Proving that $\lim_{(x,y)\rightarrow{}(0,0)}f(x,y)=0$ doesn't hold using the definition.

Question

I realise that a comparable question has been asked in a different thread before but no definitions were used to prove the claim, thus I'd appreciate it if this one stays open.

I've just started a multi-variable calculus course and in one of the exercises we are asked to prove that $\lim_{(x,y)\rightarrow{}(0,0)}f(x,y)=0$ doesn't hold for $f(x,y)=\frac{xy^2}{x^2+y^4}$. Now I understand that if we were to observe the lines leading to $(0,0)$ that the limit is not always equal (for example $x=0$ and $x=y^2$) so that immediately tells us that the limit doesn't exist. But the question asks for a rigorous proof using the $\epsilon-\delta$ definition.

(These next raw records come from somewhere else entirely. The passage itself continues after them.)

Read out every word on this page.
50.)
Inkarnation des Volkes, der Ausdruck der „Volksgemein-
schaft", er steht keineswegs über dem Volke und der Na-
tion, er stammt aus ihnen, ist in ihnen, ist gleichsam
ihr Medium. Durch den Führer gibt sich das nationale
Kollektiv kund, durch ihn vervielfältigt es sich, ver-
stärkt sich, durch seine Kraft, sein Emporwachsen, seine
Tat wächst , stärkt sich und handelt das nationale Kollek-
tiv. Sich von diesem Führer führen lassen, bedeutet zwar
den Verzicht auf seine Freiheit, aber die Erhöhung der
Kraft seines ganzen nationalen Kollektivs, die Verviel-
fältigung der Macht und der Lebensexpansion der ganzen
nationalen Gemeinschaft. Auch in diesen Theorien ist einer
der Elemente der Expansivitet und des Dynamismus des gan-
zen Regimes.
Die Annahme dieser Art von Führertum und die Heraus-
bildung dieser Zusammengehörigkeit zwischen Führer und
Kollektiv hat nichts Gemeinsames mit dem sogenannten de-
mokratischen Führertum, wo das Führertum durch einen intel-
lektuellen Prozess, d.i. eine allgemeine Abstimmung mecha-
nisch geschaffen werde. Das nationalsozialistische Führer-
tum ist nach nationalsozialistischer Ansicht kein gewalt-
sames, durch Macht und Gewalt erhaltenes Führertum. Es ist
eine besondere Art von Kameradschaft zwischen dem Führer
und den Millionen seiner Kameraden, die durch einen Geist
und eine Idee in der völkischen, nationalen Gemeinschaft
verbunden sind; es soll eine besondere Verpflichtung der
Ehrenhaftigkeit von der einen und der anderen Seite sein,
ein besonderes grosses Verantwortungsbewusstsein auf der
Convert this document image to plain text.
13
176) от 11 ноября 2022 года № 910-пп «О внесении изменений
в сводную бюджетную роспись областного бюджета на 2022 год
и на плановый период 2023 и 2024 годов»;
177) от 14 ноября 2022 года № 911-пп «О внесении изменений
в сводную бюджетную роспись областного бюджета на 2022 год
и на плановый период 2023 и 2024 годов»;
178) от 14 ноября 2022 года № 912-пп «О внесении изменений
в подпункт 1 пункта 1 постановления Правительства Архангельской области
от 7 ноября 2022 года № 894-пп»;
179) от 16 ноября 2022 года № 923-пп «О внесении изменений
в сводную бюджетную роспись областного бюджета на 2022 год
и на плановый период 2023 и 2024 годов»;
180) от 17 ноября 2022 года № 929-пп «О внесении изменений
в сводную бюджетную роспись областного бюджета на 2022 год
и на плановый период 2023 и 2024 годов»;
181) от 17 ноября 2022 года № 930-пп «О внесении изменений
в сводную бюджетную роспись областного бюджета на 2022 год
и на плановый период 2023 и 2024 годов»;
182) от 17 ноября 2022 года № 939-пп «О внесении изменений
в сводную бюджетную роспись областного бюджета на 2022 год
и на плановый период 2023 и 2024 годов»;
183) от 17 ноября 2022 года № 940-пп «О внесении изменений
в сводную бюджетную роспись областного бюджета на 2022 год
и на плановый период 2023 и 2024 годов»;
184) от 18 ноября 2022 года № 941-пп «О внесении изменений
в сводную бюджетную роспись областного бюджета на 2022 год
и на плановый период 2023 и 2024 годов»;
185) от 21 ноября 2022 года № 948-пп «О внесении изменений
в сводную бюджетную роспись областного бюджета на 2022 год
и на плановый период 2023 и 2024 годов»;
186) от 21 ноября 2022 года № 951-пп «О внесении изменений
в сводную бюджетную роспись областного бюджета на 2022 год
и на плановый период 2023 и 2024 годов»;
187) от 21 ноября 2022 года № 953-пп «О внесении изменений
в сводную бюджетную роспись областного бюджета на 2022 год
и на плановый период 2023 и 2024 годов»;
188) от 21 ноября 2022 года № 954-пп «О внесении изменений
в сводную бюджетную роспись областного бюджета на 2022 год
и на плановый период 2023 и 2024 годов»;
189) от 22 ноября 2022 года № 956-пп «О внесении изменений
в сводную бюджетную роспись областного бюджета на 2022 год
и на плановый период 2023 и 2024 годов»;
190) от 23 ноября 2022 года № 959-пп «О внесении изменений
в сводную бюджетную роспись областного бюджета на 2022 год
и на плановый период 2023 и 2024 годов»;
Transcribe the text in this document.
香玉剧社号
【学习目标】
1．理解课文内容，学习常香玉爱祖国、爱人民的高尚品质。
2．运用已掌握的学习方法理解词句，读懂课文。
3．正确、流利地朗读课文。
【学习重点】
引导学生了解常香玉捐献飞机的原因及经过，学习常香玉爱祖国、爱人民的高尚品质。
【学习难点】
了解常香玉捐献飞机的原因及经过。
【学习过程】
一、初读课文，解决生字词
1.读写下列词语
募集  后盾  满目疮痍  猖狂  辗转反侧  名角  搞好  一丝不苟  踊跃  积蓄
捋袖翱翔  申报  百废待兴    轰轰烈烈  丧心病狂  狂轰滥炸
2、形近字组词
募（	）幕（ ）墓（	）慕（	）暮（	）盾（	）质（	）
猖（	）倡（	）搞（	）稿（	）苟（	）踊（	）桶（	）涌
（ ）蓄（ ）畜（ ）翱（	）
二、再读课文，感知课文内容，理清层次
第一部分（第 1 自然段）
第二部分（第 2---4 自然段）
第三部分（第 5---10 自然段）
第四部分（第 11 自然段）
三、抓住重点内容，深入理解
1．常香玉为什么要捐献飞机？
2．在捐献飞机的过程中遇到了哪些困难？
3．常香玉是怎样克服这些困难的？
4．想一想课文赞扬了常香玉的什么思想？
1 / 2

I tried following the negation of the definition to come up with a contradiction and I chose $\epsilon=1>0$ such that $\forall{}\delta>0$ and $(x,y)\in\mathbb{R}-{}\{(0,0)\}$ with $||(x,y)||<\delta$ that (and here I got stuck, not knowing how to show that the following inequality holds) $|f(x,y)-0|=\left|\frac{xy^2}{x^2+y^4}\right|\geq{}1$.

How should I go about proving this? Thank you in advance,

Edit: Maybe my choice of epsilon is awful..

Answer 1

We need to prove: There exists $\varepsilon_{0}>0$ such that for each $\delta>0$, there exists $(x,y)\neq(0,0)$ satisfying that $||(x,y)-(0,0)||<\delta$ and $|f(x,y)-0|\geq\varepsilon_{0}$.

Take $\varepsilon_{0}=\frac{1}{10}$. Let $\delta>0$ be arbitrary. Let $t=\min(\frac{1}{2},\frac{\delta}{2})>0$. Let $(x,y)=(t^{2},t)$. Clearly, $(x,y)\neq(0,0)$. Moreover, $||(x,y)-(0,0)||=\sqrt{t^{4}+t^{2}}\leq\sqrt{t^{2}+t^{2}}=\sqrt{2}t<\delta$. Now \begin{eqnarray*} f(x,y) & = & \frac{xy^{2}}{x^{2}+y^{4}}\\ & = & \frac{1}{2}. \end{eqnarray*} This shows that $|f(x,y)-0|\geq\varepsilon_{0}$.

Answer 2

Fix $\epsilon = 1/8$. For any $\delta > 0$ you have $f(0,\delta/2) = 0$ and $f(\delta_0^2, \delta_0) = \frac{1}{2}$, where $\delta_0$ is small enough such that $\|(\delta_0^2, \delta_0)\| < \delta$ (e.g., choose $\delta_0 = \min\{1, \delta/2\}$).

Thus it is impossible for the statement "there exists $L$ such that $|f(x,y) - L| < \epsilon$ whenever $\|(x,y)\| < \delta$" to be true. This is because both $(0, \delta/2)$ and $(\delta_0^2, \delta_0)$ are within distance $\delta$ of $(0,0)$, and if the statement were true we would have $\frac{1}{2}= |f(\delta_0^2, \delta_0) - f(0, \delta/2)| \le |f(\delta_0^2, \delta_0) - L| + |f(0, \delta/2) - L| < 2 \epsilon = \frac{1}{4}$, a contradiction.